Suspension nationale de l’envoi postal de la pilule abortive aux États-Unis

Une cour d’appel fédérale américaine a décidé ce vendredi de suspendre temporairement l’envoi postal de la mifépristone, la pilule abortive utilisée dans une majorité des interruptions volontaires de grossesse (IVG) aux États-Unis. Cette décision a suscité de vives réactions et pourrait avoir des conséquences importantes sur l’accès à l’avortement dans le pays.

EN BREF

  • Une cour d’appel suspend l’envoi postal de la mifépristone, pilule abortive majeure.
  • Danco Laboratories prévoit de saisir la Cour suprême pour contester cette décision.
  • Cette action limite l’accès à l’IVG, notamment via la télémédecine, dans un contexte de restrictions croissantes.

Contexte juridique et social

La décision de la cour d’appel intervient dans un climat tendu, marqué par la décision de la Cour suprême de juin 2022, qui a abrogé la garantie fédérale du droit à l’avortement. Cette annulation a permis aux États de légiférer librement sur la question de l’IVG, entraînant l’adoption de lois restrictives dans une vingtaine d’États. Ces derniers ont imposé des interdictions ou un encadrement strict de l’avortement, tant par voie médicamenteuse que chirurgicale.

La cour d’appel qui a rendu cette décision est qualifiée d’ultraconservatrice et son arrêt s’applique à l’ensemble du territoire américain. Cette mesure restreint encore davantage l’accès à l’avortement, alors que plus d’un quart des IVG sont réalisées par téléconsultation, selon les chiffres d’organisations spécialisées.

Réactions des acteurs concernés

Danco Laboratories, l’une des deux entreprises distributeurs de la mifépristone, a d’ores et déjà annoncé son intention de saisir la Cour suprême d’une requête en urgence. Dans un document déposé auprès du tribunal, la société demande un sursis administratif temporaire afin de lui permettre de contester cette ordonnance. La décision de justice fait suite à une demande de l’État de Louisiane, qui est l’un des plus restrictifs en matière d’avortement.
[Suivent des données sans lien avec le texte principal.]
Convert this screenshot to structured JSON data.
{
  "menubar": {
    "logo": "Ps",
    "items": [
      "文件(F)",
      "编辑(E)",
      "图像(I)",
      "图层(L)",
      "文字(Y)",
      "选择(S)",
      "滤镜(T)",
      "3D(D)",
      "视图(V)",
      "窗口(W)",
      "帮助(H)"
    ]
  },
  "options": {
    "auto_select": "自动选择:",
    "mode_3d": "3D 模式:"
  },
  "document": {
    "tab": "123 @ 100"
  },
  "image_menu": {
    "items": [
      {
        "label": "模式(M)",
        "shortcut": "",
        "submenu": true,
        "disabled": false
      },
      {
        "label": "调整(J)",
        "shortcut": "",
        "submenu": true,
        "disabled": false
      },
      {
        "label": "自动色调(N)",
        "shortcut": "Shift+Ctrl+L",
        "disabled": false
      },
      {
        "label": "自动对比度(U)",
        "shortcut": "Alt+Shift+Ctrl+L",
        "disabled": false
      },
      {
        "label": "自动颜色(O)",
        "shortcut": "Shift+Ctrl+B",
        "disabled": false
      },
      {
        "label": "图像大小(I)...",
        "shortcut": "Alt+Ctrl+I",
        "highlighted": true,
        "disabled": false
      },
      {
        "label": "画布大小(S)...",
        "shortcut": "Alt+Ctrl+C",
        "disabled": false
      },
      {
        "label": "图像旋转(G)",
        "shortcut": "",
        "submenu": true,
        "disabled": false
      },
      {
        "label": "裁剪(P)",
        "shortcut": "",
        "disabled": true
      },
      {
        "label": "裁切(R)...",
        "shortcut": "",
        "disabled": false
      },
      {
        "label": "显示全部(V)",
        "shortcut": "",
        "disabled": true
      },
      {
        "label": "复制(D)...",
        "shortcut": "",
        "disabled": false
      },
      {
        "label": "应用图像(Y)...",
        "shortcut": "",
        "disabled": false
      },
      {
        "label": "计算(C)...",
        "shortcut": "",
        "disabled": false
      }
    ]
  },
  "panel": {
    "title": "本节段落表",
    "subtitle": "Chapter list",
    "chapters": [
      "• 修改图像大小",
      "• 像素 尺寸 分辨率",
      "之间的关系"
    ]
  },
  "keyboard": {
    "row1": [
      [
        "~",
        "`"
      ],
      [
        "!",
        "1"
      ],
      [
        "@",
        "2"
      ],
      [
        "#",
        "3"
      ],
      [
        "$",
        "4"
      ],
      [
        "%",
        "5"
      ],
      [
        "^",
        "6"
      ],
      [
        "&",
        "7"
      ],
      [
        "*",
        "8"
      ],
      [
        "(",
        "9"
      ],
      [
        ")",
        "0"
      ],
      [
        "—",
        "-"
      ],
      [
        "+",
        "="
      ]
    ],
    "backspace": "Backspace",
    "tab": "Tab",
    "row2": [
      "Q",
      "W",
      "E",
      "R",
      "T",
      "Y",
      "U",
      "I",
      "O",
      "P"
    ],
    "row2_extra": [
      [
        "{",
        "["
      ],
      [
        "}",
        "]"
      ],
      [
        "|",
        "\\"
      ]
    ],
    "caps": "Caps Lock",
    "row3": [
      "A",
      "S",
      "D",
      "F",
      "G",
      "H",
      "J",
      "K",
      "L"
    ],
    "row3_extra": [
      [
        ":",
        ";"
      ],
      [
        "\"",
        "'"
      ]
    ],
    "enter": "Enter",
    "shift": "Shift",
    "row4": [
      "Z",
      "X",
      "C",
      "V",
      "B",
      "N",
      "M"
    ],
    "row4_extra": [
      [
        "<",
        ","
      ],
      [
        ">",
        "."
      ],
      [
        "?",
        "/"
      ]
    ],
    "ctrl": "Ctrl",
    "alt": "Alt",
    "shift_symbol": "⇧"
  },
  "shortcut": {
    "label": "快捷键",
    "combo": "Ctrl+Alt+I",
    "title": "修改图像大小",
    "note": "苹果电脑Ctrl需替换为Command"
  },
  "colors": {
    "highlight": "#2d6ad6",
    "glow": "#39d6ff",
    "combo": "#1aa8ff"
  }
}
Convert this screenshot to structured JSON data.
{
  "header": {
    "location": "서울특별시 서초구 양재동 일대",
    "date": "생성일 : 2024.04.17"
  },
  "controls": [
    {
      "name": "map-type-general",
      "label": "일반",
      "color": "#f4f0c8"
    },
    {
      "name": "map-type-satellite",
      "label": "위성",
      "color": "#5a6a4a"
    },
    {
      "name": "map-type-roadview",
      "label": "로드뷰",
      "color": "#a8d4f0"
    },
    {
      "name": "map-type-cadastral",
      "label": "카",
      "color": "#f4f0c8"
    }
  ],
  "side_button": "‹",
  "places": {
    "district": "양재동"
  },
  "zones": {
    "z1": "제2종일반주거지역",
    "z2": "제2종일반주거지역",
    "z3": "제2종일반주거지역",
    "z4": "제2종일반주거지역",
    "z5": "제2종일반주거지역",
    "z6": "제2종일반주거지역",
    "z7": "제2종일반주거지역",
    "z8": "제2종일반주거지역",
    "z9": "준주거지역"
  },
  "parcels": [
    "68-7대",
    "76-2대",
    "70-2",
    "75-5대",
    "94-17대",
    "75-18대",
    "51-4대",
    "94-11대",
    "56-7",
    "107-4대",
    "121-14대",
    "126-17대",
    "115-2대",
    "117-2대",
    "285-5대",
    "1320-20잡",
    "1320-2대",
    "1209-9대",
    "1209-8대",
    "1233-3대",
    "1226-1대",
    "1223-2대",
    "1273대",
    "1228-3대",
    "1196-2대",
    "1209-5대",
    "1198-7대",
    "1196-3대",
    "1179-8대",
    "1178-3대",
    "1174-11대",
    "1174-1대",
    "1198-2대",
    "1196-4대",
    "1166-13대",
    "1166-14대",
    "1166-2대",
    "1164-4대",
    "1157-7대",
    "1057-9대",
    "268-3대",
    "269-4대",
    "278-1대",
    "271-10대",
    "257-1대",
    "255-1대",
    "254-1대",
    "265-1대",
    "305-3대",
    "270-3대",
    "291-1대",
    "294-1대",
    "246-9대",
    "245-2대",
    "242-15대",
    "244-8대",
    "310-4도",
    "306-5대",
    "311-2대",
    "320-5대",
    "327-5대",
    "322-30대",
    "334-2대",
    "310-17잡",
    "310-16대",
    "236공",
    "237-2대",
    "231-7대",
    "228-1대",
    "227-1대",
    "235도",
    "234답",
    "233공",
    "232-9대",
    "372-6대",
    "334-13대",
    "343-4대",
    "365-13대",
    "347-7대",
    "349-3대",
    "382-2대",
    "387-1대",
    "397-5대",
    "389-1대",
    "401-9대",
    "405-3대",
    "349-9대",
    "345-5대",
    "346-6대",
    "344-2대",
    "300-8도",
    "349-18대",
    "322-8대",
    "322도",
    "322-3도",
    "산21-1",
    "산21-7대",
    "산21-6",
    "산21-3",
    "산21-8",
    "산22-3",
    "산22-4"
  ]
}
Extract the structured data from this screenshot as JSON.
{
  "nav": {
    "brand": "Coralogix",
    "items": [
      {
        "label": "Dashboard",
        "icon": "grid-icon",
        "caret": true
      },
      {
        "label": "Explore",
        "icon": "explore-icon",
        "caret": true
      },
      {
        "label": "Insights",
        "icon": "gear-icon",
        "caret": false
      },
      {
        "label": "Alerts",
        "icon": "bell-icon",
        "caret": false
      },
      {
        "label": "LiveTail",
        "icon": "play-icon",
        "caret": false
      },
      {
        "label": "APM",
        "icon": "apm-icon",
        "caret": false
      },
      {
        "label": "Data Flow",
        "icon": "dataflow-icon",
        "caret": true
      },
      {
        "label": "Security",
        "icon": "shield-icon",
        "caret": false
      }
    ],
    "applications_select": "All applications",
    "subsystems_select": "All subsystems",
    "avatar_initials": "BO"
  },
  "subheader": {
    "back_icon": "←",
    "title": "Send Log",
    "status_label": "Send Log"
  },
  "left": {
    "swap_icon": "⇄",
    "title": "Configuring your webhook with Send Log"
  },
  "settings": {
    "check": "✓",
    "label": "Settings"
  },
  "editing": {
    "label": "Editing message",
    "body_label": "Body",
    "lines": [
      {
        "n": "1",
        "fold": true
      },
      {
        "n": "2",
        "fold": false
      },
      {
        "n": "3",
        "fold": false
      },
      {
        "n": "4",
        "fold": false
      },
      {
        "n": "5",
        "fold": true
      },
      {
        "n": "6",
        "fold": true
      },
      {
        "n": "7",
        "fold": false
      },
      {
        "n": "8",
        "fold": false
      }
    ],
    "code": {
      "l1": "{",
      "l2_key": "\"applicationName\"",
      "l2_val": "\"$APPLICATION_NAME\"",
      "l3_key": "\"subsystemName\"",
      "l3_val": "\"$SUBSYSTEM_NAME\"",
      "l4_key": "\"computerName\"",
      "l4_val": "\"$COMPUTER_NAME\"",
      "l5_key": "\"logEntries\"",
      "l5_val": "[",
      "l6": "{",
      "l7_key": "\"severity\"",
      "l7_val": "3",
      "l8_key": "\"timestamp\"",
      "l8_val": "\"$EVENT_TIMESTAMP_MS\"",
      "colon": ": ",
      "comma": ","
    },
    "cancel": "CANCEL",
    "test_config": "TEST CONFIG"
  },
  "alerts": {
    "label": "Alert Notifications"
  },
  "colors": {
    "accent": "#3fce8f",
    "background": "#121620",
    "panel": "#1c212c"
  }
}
La procureure générale de Louisiane, Liz Murrill, a exprimé sa satisfaction sur X, qualifiant cette décision de « victoire pour la vie ». En parallèle, l’organisation chrétienne conservatrice Alliance Defending Freedom (ADF) a également salué l’expédition postale des médicaments abortifs suspendue à l’échelle nationale.

Implications pour les patientes

Cette décision est perçue par de nombreux défenseurs des droits des femmes comme une nouvelle attaque contre l’accès à l’avortement. Nancy Northup, présidente de l’ONG Center for Reproductive Rights, a réagi en soulignant que la télémédecine était « la dernière option pour beaucoup de candidates à l’avortement ». Elle a affirmé que cette démarche visait principalement à rendre l’accès à ces services « aussi difficile, cher et inaccessible que possible ».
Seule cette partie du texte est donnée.